Blowing Bubbles with Toilet Paper Roll Dispensers

Madeline slammed the bedroom door against the door wall and dramatically glided into my room.  For much of the afternoon, I had been lost in contemplation.  The day before, a friend had threatened suicide.  She lives thousands of miles away from me, and the only thing I could do to help her was to call the police in her city.  Now she is furious, and keeps finding new and creative ways to tell me just how furious.  As she burst into my room, my eldest child managed to grab my attention with a most unusual pronouncement: “Mom!!  Come quick!  Jim and Ben are sinking the Titanic in the downstairs bathroom and there is water everywhere!”

Hastily I threw the papers I’d been editing in the general direction of my desk and ran downstairs.  I heard Jim and Ben laughing uproariously and planning their next stunt.  “Hey Jim,” Ben cried, “Watch this!”  I ducked my head in around the corner and my jaw dropped not so much at the water dripping from sink to linoleum, but more so from the strange gurgling sounds coming from Jim’s mouth.

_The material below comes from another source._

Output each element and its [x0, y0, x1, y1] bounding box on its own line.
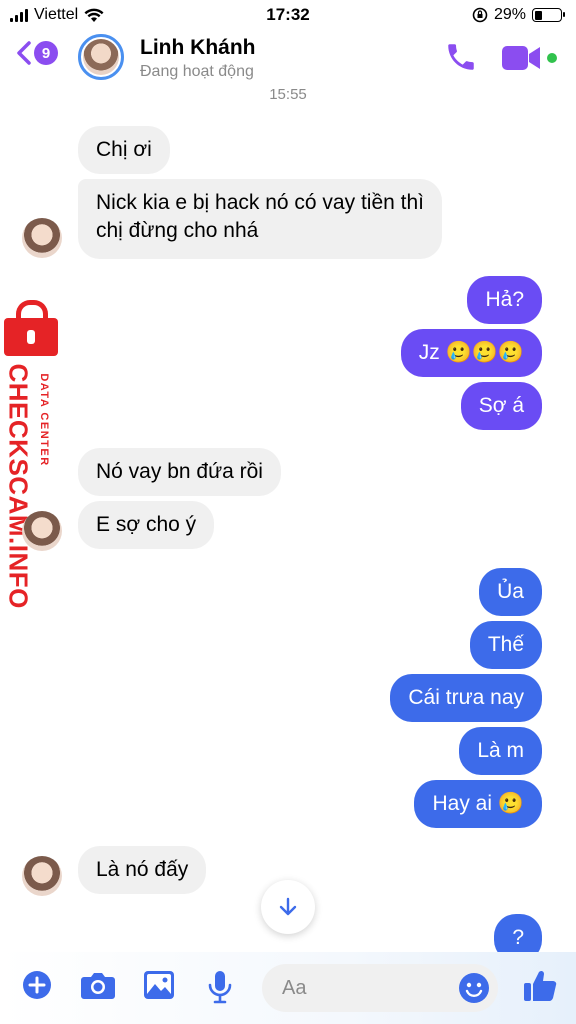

Something hung out of Ben’s mouth and I realized he was sucking or blowing on something.  Oh please God don’t let it be the toilet bowl brush.  One time I caught Ben chewing on the toilet bowl brush when he was a baby and I was sure he was going to die of some infectious disease.  I sighed in relief when my eyes scanned around the bathroom and settled on the still-intact toilet bowl brush.  Whew.  No need to got to the hospital.  Innocuously enough I suppose, my sons had removed the toilet paper roll from the dispenser and filled the sink with water. Then they pretended they were scuba diving around the capsized Titanic by blowing bubbles through the toilet paper cylinder into the sink.  It was weird and disgusting and ingenious and I snapped a few pictures.

Why take pictures of my children behaving crazily? I leave the analysis up to a friend, C.N.:

For the billionth time, I experience a flicker of abject gratitude that my childhood preceded the social media revolution. And for the billionth time, I’m grateful that my (alleged) adulthood coincided with the social media revolution, allowing me to enjoy things like the spectacle of online friends’ kids blowing bubbles in the sink with toilet paper rolls.

This time it was my kids blowing the bubbles, but who knows?  Maybe next time it will be someone else’s kids creating the happy madness.

A few minutes later, I too was laughing loudly at my winsome children playing with everyday bathroom supplies.  My husband walked in from work carrying his briefcase and looking all grownup in his grey overcoat and grey suit, and he tried not to smile at the puddle of water in the powder room.  I stood on top of the toilet pretending I was the captain of the Titanic. The children blew bubbles with the toilet paper rolls and floated tissue paper in the sink. “It’s land,” Ben cried. Jim giggled hysterically. Madeline exclaimed, “Tidal wave!!!”  I caught her on film yelling, and as tired and dispirited as I had felt earlier, I felt restored by our shared mirth.  And many bath towels later, the Titanic was dried off, and so were all of its crew members.

4 Comments on “Blowing Bubbles with Toilet Paper Roll Dispensers

  1. Oh yeah, looks much like my downstairs bathroom on many days! And I’ve only got the one boy. 🙂

    I love that this kind of thing gets to be shared!